Statt zu antworten, beugte sich Großmama vor, um die Zigarette in dem runden Zinkaschenbecher wieder auszudrücken, nach dem sie zuvor mit der linken Hand getastet hatte.

»Lass uns rübergehen. Du hast bestimmt Hunger.« Verschwörerisch die Stimme senkend fügte sie hinzu: »Ich habe den Transit gebeten, uns etwas hinzustellen. Kochen kann sie nicht. Aber etwas hinstellen, das wird sie vielleicht schaffen.«

Leichtfüßig glitt Großmama übers Parkett, die rechte Hand hüfthoch zum Schutz vor möglichen Hindernissen. Neben der Tür stand ein hölzerner Tisch mit geschwungenen Beinen, auf dem in unterschiedlichen Rahmen Fotos ihrer Enkelinnen und Enkel aufgereiht waren. Als Eingeweihter konnte man der Ordnung der Bilder entnehmen, welche von Großmamas Töchtern zuletzt zu Besuch war. Seit eine damit angefangen hatte, war es ihnen allen zur Gewohnheit geworden, jeweils die eigenen Kinder in die erste Reihe zu bugsieren. Max sah zahlreiche durchweg blonde Cousinen und Cousins, dazwischen zweimal sich selbst. Unter dem Tisch stand eine edle, offensichtlich ältere Aktentasche.

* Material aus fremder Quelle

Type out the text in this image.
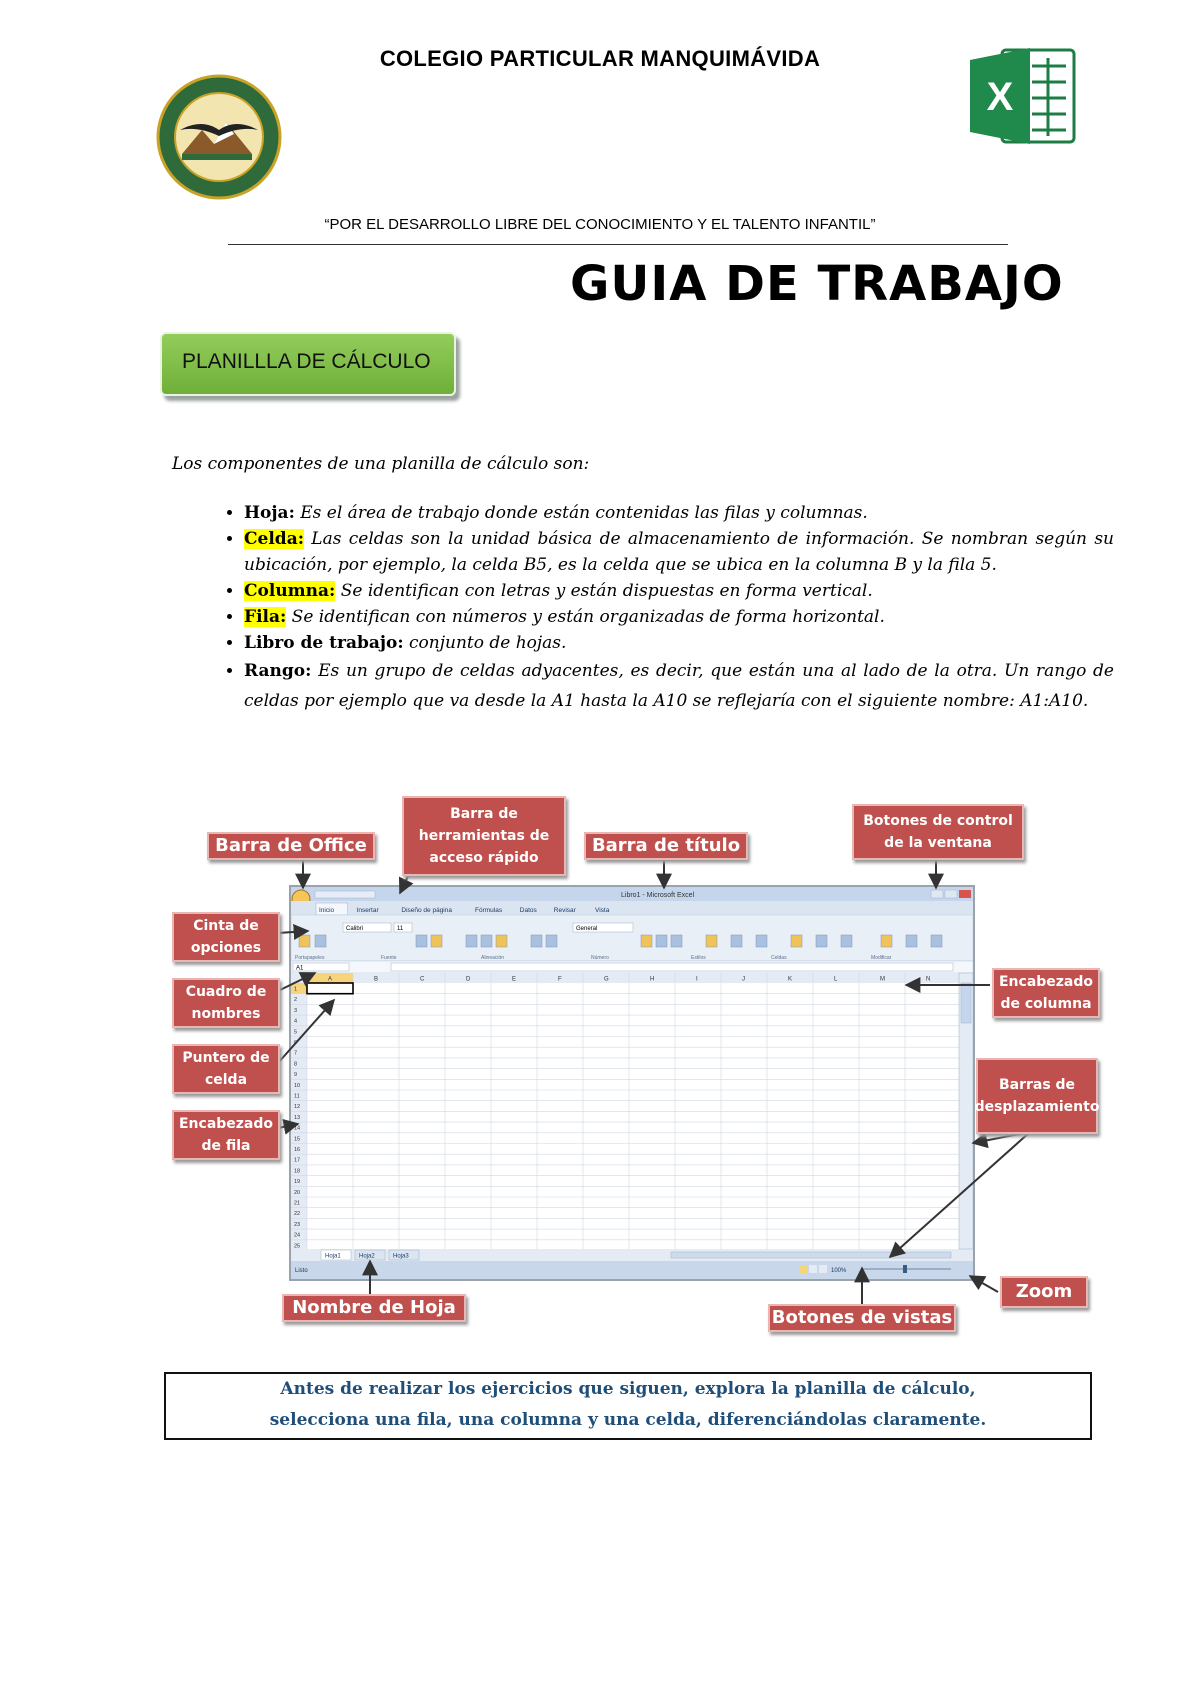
COLEGIO PARTICULAR MANQUIMÁVIDA
X
“POR EL DESARROLLO LIBRE DEL CONOCIMIENTO Y EL TALENTO INFANTIL”
GUIA DE TRABAJO
PLANILLLA DE CÁLCULO
Los componentes de una planilla de cálculo son:
• Hoja: Es el área de trabajo donde están contenidas las filas y columnas.
• Celda: Las celdas son la unidad básica de almacenamiento de información. Se nombran según su ubicación, por ejemplo, la celda B5, es la celda que se ubica en la columna B y la fila 5.
• Columna: Se identifican con letras y están dispuestas en forma vertical.
• Fila: Se identifican con números y están organizadas de forma horizontal.
• Libro de trabajo: conjunto de hojas.
• Rango: Es un grupo de celdas adyacentes, es decir, que están una al lado de la otra. Un rango de celdas por ejemplo que va desde la A1 hasta la A10 se reflejaría con el siguiente nombre: A1:A10.
Libro1 - Microsoft Excel
Inicio	Insertar	Diseño de página	Fórmulas	Datos	Revisar	Vista
Calibri	11	General
Portapapeles	Fuente	Alineación	Número	Estilos	Celdas	Modificar
A1
A	B	C	D	E	F	G	H	I	J	K	L	M	N
1
2
3
4
5
6
7
8
9
10
11
12
13
14
15
16
17
18
19
20
21
22
23
24
25
Hoja1	Hoja2	Hoja3
Listo	100%
Barra de Office
Barra de herramientas de acceso rápido
Barra de título
Botones de control de la ventana
Cinta de opciones
Cuadro de nombres
Puntero de celda
Encabezado de fila
Encabezado de columna
Barras de desplazamiento
Nombre de Hoja	Botones de vistas
Zoom
Antes de realizar los ejercicios que siguen, explora la planilla de cálculo,
selecciona una fila, una columna y una celda, diferenciándolas claramente.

Max hatte sie noch nie gesehen.

»Na, wer steht in der ersten Reihe?«

Sie glaubten alle, Großmama wisse nichts von der regelmäßigen Umgruppierung ihrer Enkel. Max war erleichtert. Es passte besser zu seinem Bild von ihr. Die Tasche war ein Fremdkörper. Wie war sie hierhergekommen? Ihm war gerade zum ersten Mal bewusst geworden, dass Großmama nicht sah und die Haustür nie abgeschlossen war. Jederzeit hätte ein Fremder hereinspazieren, die Enkel durcheinanderbringen, etwas mitnehmen oder auch etwas abstellen können.

Auf dem Esstisch standen zwei Gedecke, Brot, Wurst, Käse, ein paar Tomaten, eine halbe aufgeschnittene Gurke, ein Krug Milch. Max griff nach der langen Zugfahrt mit Appetit zu, während Großmama lustlos an einer Scheibe Graubrot kaute, auf der sich blass ein wenig Butter verlor. Essen langweilte sie.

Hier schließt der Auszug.